By Kristinn Sigurðsson, Head of Digital Projects and Development at the National and University Library of Iceland, and Georg Perreiter, Software Developer at the National and University Library of Iceland.
Here at the National and University Library of Iceland (NULI) we have over the last couple of years eagerly awaited each new deliverable of the IIPC funded pywb project, developed by Webrecorder’s Ilya Kreymer. Last year Kristinn wrote a blog post about our adoption of OutbackCDX based on the recommendation from the OpenWayback to pywb transition guide that was a part of the first deliverable. In that post he noted that we’d gotten pywb to run against the index but there were still many issues that were expected to be addressed as the pywb project continued. Now that the project has been completed, we’d like to use this opportunity to share our experience of this transition.
As Kristinn is a member of the IIPC’s Tools Development Portfolio (TDP) – which oversees the project – this was partly an effort on our behalf to help the TDP evaluate the project deliverables. Primarily, however, this was motivated by the need to be able to replace our aging OpenWayback installation.
It is worth noting that prior to this project, we had no experience with using Python based software beyond some personal hobby projects. We were (and are) primarily a “Java shop.” We note this as the same is likely true of many organizations considering this switch. As we’ll describe below, this proved quite manageable despite our limited familiarity with Python.
Get pywb Running
The first obstacle we encountered was related to the required Python version. pywb requires version 3.8 but our production environment, running Red Hat Enterprise Linux (RHEL) 7, defaulted to Python 3.6. So we had to additionally install Python 3.8. We also had to learn how to use a Python virtual environment so we could run pywb in isolation. Then we needed to learn how to resolve site-package conflicts using Python’s package manager (pip3) due to differences between Ubuntu and RHEL.
Of course, all of that could be avoided if you deploy pywb on a machine with a compatible version of Python or use pywb’s Docker image. Indeed, when we first set up a test instance on a “throwaway” virtual machine, we were able to get pywb up and running against our OutbackCDX in a matter of minutes.
Our web archive is open to the world. However, we do need to limit access to a small number of resources. With OpenWayback this has been handled using a plain text exclusion file. We were able to use pywb’s wb-manager command line tool to migrate this file to the JSON based file format that pywb uses. The only issue we ran into was that we needed to strip out empty lines and comments (i.e. lines starting with #) before passing it to this utility.

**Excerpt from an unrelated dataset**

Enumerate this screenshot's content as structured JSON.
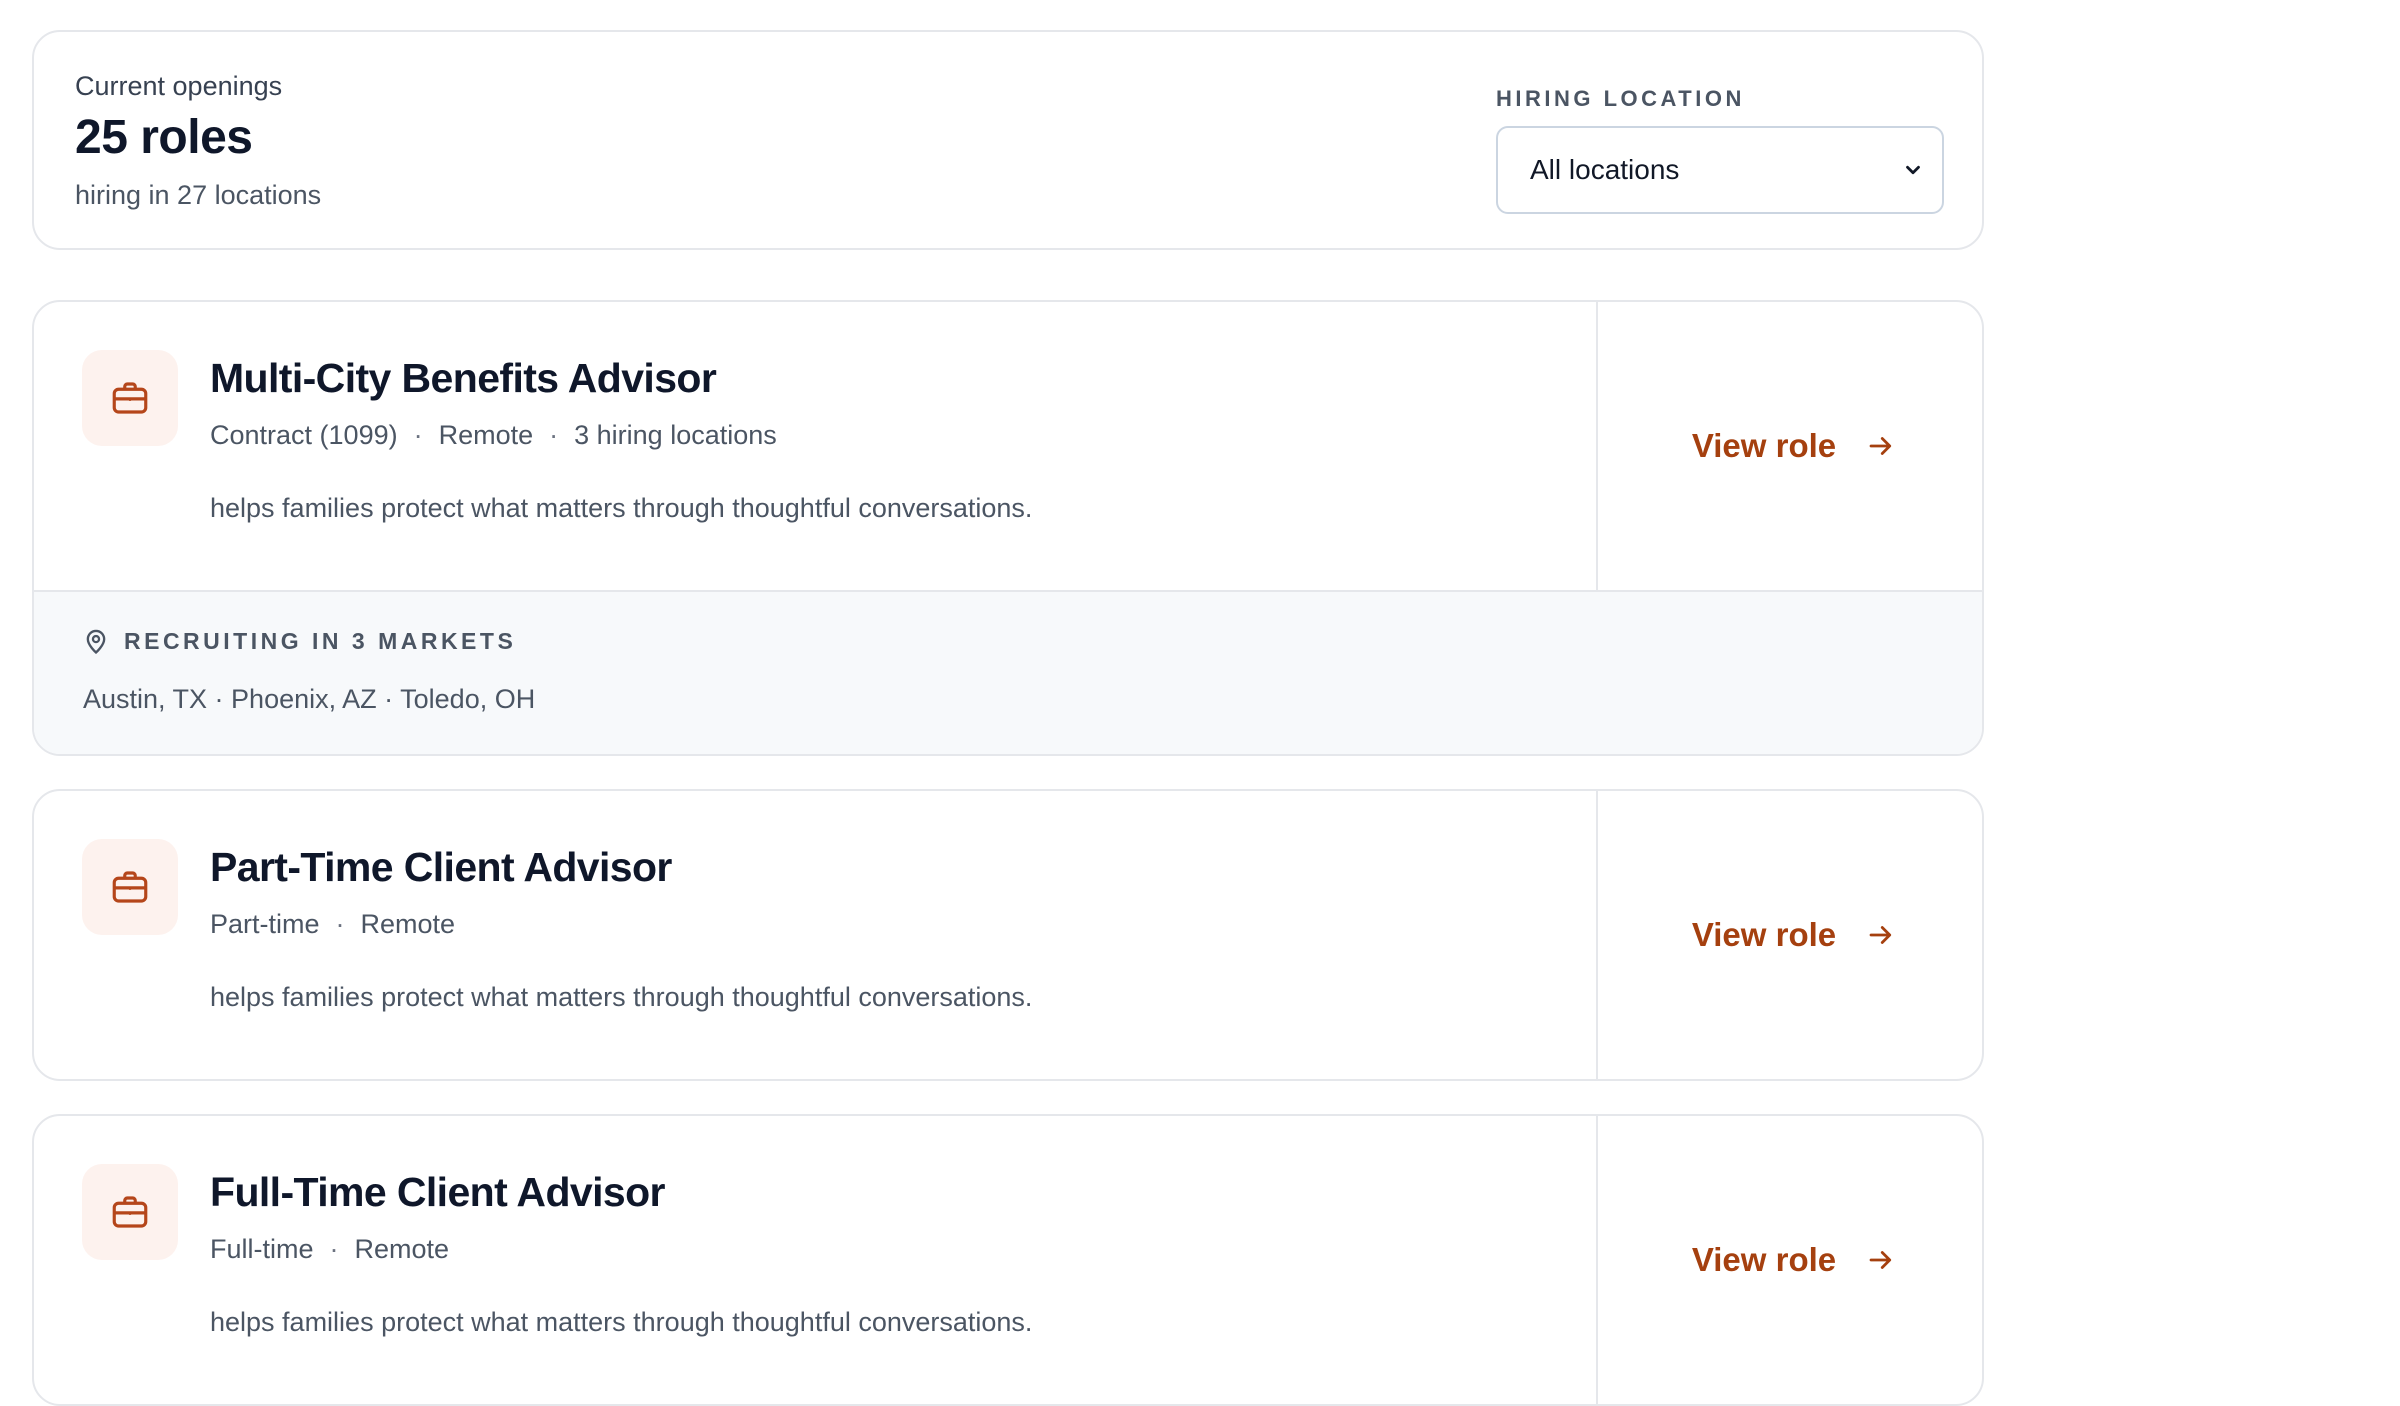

Making pywb Also Speak Icelandic
We want our web archive user interface to be available in both Icelandic and English. When adopting OpenWayback, we ran into issues with such internationalization (i18n) support and ultimately just translated it into Icelandic and abandoned the i18n effort. pywb already supported i18n and further support and documentation of this was one of the elements of the IIPC pywb project. So we very much wanted to take advantage of this and fully support both languages in our pywb installation.
We found the documentation describing this process to be very robust and easy to follow. Following it, we installed pywb’s i18n tool, added an “is” locale and edited the provided CSV file to include Icelandic translations.
Along the way we had a few minor issues with textual elements that were hard coded and translations could not be provided for. This was notably more common in new features being added, as one might expect. We were, in a sense, acting as beta testers of the software, picking up each new update as it came, so this isn’t all that surprising. We reported these omissions as we discovered them and they were quickly addressed.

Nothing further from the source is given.